I never really wanted children. In fact, for most of my 20s, I found the whole notion of pregnancy quite revolting -- I believe "parasitic" was my adjective of choice. And then I met my husband and my opinions on children were turned upside down. Well, maybe they did a quarter turn. Because it wasn't so much that I'd gone to bed disliking children and woke raving to open a daycare, it was more that I was so in love with my husband and our joint existence that I suddenly had the urge to replicate it/us. The intensity and unexpectedness of my feelings about my marriage caused me to fall in love with the idea of a small version of us. A rounded, blonde haired, blue eyed us, who combined my husband's dry wit, great legs and generous heart with my, well, something fun from me too. Of course, we joked that any child we created would need serious math tutoring, probably from preschool onwards, and would be terrible with money. Our child would be a hopeless dreamer, probably paralytically shy in groups, precociously verbal, and likely lead an intense inner life. A real nerd, in other words.

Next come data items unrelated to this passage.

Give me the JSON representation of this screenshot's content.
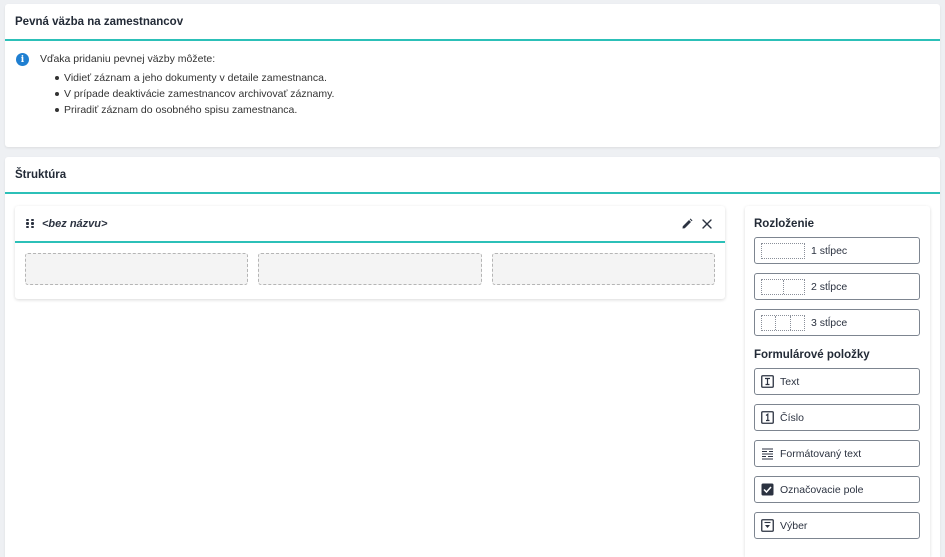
{
  "card1": {
    "title": "Pevná väzba na zamestnancov",
    "info_text": "Vďaka pridaniu pevnej väzby môžete:",
    "bullets": [
      "Vidieť záznam a jeho dokumenty v detaile zamestnanca.",
      "V prípade deaktivácie zamestnancov archivovať záznamy.",
      "Priradiť záznam do osobného spisu zamestnanca."
    ]
  },
  "card2": {
    "title": "Štruktúra",
    "section": {
      "title": "<bez názvu>",
      "columns": 3
    },
    "sidebar": {
      "layout_title": "Rozloženie",
      "layouts": [
        {
          "label": "1 stĺpec",
          "cols": 1
        },
        {
          "label": "2 stĺpce",
          "cols": 2
        },
        {
          "label": "3 stĺpce",
          "cols": 3
        }
      ],
      "form_title": "Formulárové položky",
      "items": [
        {
          "label": "Text",
          "icon": "text-field-icon"
        },
        {
          "label": "Číslo",
          "icon": "number-field-icon"
        },
        {
          "label": "Formátovaný text",
          "icon": "rich-text-icon"
        },
        {
          "label": "Označovacie pole",
          "icon": "checkbox-icon"
        },
        {
          "label": "Výber",
          "icon": "select-icon"
        }
      ]
    }
  },
  "colors": {
    "accent": "#2cc0b8",
    "info": "#1f7fd1",
    "text": "#2b3240"
  }
}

We even tossed around names, ridiculously old fashioned monikers for our imaginary, nerdy child. Oliver Hugel for a boy (Hugel is an Alsatian wine producer whose wines I particularly love), or keeping in the wine theme, Lucy Claret. Charlotte Louisa was a longtime contender, finally ousted by Prue, short for Prudence Dorothea.*
It took a few years of marriage to find out that I have a thing, a condition that makes conception highly unlikely and then to learn about the various options available if conception, indeed, was what I wanted. So, rather late in the game (in baby-making terms, I was already geriatric) we started that process. The doctor explained the various routes to baby (more complicated than your standard Insert Tab A Into Slot B) and I chose the least invasive and least mechanical option. And endured about a year of regular blood tests, ultrasounds, doses of chemicals, and a terrible cycle (punny!) of hope/disappointment, hope/disappointment as the treatment failed to bear fruit (again, punny!) over and over again.

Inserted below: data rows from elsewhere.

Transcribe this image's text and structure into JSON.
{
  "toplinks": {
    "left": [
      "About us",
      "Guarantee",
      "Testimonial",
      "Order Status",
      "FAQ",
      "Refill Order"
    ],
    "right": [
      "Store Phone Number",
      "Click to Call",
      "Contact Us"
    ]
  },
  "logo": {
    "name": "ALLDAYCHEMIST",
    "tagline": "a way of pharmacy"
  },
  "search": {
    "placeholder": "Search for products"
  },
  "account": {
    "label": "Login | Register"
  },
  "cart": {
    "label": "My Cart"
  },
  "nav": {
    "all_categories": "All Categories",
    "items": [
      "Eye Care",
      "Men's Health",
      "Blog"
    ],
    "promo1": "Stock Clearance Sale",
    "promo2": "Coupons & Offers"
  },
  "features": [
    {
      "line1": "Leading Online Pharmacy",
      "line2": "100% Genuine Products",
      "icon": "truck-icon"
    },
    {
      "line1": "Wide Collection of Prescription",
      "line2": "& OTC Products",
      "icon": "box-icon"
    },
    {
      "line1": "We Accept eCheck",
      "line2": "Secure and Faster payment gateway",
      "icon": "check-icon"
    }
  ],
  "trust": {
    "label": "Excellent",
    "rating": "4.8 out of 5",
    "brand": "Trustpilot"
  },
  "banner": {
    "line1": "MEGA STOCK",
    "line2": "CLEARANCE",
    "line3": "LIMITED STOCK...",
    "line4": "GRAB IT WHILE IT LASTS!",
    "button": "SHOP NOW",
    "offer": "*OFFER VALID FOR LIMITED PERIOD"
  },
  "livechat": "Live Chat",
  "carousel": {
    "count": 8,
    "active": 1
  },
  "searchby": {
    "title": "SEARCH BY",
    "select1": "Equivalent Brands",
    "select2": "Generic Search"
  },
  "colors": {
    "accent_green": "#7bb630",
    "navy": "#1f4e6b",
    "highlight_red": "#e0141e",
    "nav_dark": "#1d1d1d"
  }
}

What is mildly interesting to me is realizing that, at the time, it was all quite normal. It very quickly became normal to give up a daily vial of blood (let me tell you, a technician who can take your blood painlessly becomes someone you add to your Christmas card list if you have to do it for long enough), and take doses of hormones and start your day with a thorough rogering by an ultrasound wand, not to mention planning every bit of marital intimacy to the minute so that it coincides with your body's medically-assisted phases. It all became totally normal.
But it wasn't natural. Which, in the end, was what killed the whole thing for us. Well, that and the fact that the clinic was relocating to another community and the whole thing was going to become that much more inconvenient. Apparently, my limits on humiliating medical procedures are geographical. But, anyway, the point is that there was nothing natural about my attempts to do what some would argue is the most natural thing on earth. And this, in the end, begged the question of whether the whole thing was meant to happen. So in January of this year, I said no more. There were a few months of minor-key emotional turmoil about this decision, and I still flip-flop a bit on how to answer the bog-standard So Do You Have Kids? question at parties (do I tell the truth and deal with the sympathetic Why Don't You Adopt question, or do I just say no and deal with the silent You Must Hate Children baleful stare), but ultimately it was absolutely the right thing to do.

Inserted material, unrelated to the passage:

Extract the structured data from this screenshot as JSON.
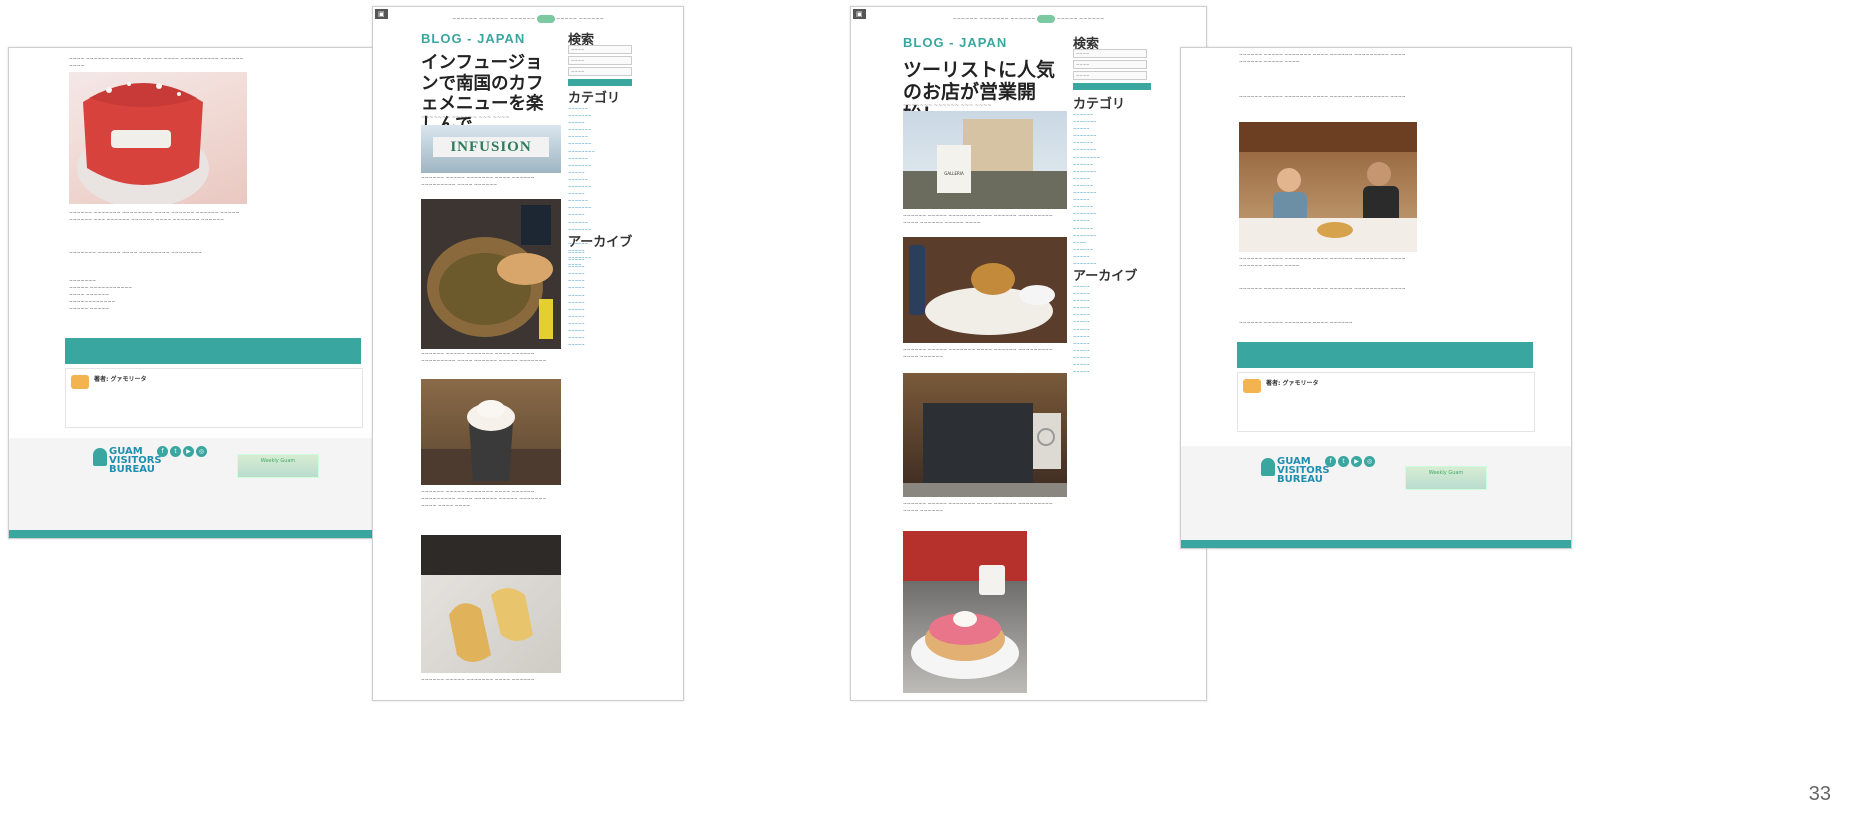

Kate, herself the mother of four children under 10 years of age, has suggested that the universe actually intends for me to mother others, meaning that my maternal instincts and skills have been, and will continue to be, put to use mothering my friends and family (sometimes an alternate mother is a good thing) and pets, and pets of friends and family, and so on and so forth. She wrote, "It's easy for me to see you as a mother, because you already are one." Just not in the conventional sense.
So, it will just be the two of us 'til the end of time. There are still moments when that makes me sad, that we'll never get to play the "she gets that from YOU" game, that my husband's innate good fatherdom will never be exercised on anything more taxing than the dog, that we won't get to make something so amazing together. Of course, as time goes on and I listen to trials and tribulations of the parents I know, the list of reasons why I should be happy I'm not a parent (I never have to deal with other parents, I never have to be on Parent Council, I never have to play Bad Cop, I never have to say no, I never have to pay for orthodonia) grows. And besides, lots of my friends have adorable, healthy, beautiful children that I can play Auntie to and then give back when their diapers become too full, or their questions become too difficult. To be honest, looking around our tiny unkempt house, chances are good that we'd just lose a baby to a family of marauding dustbunnies, anyway.
* It is a strong possibility that the universe didn't give us a child because no one under 68 should be saddled with Prudence Dorothea as a name.